If you’ve been reading my online writings for any length of time, you may already be aware that I’m a fan of the works of William Strauss and Neil Howe, who’ve proposed a generational theory of history and culture that involves a regular, pendulumlike shift in attitudes every 25 years or so — that is, about once per generation. I’m not gonna go into a lot of detail here: read The Fourth Turning [Amazon U.S.] [Amazon U.K.] or particularly Generations: The History of America’s Future, 1584 to 2069 [Amazon U.S.] [Amazon U.K.] for more info, or see FourthTurning.com.
Briefly, though, as it relates to pop culture, a very illustrative example concerns how small children are treated on TV and in the movies. In the 1950s and early 1960s, for instance, kids were Opie and the Beaver: they were cute and coddled and treasured and protected. In the later 1960s and through the 1970s, kids were quite literally demons — Rosemary’s baby and Damien — or tough, cynical adults in miniature, like Jodie Foster’s 12-year-old prostitute in Taxi Driver. Move ahead to the 1980s and early 1990s, and it’s all “baby on board” signs and precocious young’uns who are wiser than the grownups around them. Things are just starting to shift again… to the point at which depictions of small children are almost absent from pop culture.
The general attitude sticks with a generation: Gen Xers were the spawn of Satan, and now we’re, oh, cynical, lonely, 40something Adam Sandler in Funny People (while, notably, the 16-years-younger Seth Rogen is smarter and wiser than his elder). Or we’re the Bad Mother of Orphan.
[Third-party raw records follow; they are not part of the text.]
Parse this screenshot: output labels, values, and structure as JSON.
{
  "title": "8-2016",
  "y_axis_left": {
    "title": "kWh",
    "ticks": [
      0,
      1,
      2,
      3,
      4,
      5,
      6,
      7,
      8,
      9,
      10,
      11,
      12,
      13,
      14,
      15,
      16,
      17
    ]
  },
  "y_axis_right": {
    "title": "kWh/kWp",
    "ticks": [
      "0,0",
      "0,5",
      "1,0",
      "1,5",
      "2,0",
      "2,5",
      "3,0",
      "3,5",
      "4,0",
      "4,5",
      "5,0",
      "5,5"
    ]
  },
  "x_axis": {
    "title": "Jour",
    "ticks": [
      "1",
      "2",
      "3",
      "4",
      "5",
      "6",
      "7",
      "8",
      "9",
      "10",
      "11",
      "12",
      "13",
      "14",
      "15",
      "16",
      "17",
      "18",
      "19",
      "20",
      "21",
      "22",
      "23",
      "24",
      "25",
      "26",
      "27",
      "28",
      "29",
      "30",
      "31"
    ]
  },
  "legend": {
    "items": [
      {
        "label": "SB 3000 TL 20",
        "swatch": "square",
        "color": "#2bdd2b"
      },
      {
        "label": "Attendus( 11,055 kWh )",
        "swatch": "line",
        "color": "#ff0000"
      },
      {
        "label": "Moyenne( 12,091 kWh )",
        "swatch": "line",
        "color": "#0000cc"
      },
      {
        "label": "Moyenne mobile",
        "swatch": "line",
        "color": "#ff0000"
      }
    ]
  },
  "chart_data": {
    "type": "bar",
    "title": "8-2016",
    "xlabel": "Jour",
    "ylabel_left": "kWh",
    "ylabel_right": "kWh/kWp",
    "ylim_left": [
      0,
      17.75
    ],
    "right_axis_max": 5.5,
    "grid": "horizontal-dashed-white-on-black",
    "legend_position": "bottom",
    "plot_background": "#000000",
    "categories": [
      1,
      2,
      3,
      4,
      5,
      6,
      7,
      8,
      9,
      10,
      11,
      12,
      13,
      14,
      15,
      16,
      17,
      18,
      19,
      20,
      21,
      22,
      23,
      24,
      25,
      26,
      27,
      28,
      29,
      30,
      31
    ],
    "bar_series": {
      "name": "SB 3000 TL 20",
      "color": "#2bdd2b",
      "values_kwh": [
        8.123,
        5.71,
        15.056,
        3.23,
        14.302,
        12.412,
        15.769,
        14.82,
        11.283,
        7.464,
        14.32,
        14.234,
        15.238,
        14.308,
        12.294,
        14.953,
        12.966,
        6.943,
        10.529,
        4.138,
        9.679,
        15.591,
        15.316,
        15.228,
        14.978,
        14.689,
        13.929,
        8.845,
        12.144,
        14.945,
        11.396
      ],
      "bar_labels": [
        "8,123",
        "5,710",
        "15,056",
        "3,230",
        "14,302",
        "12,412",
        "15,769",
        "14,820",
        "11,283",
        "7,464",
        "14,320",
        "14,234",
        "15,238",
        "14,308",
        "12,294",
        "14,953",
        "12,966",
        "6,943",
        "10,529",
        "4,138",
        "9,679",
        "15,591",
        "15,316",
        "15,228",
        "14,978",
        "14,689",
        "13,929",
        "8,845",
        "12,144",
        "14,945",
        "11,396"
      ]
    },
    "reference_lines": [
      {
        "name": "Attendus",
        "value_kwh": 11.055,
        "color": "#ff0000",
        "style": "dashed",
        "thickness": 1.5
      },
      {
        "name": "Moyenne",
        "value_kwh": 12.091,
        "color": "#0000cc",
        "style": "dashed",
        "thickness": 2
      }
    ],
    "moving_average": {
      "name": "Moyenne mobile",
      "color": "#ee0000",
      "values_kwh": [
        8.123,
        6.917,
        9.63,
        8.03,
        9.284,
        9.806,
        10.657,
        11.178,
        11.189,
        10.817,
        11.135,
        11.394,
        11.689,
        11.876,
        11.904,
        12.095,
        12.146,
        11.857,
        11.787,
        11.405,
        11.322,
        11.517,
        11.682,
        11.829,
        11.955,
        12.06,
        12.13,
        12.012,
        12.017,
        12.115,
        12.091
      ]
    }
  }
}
SPOILERS FOR ORPHAN FOLLOW. DON’T READ FURTHER IF YOU DON’T WANT THE LEARN SPOILERISH DETAILS ABOUT THE MOVIE!!
Back when Lee Remick was the adoptive mother of the son of Satan in 1976’s The Omen, she didn’t do anything wrong to deserve the cruel treatment she received at the hands of Damien: she was just unlucky enough to be in the wrong place at the hellishly wrong time. But Vera Farmiga’s Xer mom in Orphan: oh, man, she’s practically Satan herself, and clearly needs punishing. She’s an alcoholic, and her alcoholism, we’re meant to infer, was the contributing factor in the accident that, we’re meant to infer, is the cause of her youngest child’s deafness. She lost a job to her boozing, and though it’s not directly implied, it’s not so much a stretch to think that perhaps the stillbirth that ended her most recent pregnancy was the result of her drinking, too. Or perhaps she turned to drink in her grief: either way, she has neglected her two living children as well as her husband (Peter Sarsgaard), which is probably why he cheated on her.
Farmiga’s punishment may not be out of generational character, but her oppressor seems to be: We simply should not be seeing murderous small children in pop culture at the moment. It just doesn’t jibe.
Except, it turns out that it does…
See, Esther (Isabelle Fuhrman), the demon child Farmiga and Sarsgaard adopt, the rotten little monster who torments her new mom and turns vile and homicidal, isn’t actually nine years old. She’s 33, an adult woman with a hormonal condition that keeps her perpetually childlike. (Fuhrman is actually only about 12.) She was born in 1976… which makes her a member of Generation X. She’s not just Damien-esque, she’s almost Damien himself, generationally speaking.
Would you believe me if I told you that this lack of adhering to the generational theory was bothering me all through the first hour or so of the film, and that it was my refusal to believe that anyone really thought they’d get away with a movie about a demonic actual child today led me to guess Esther’s secret?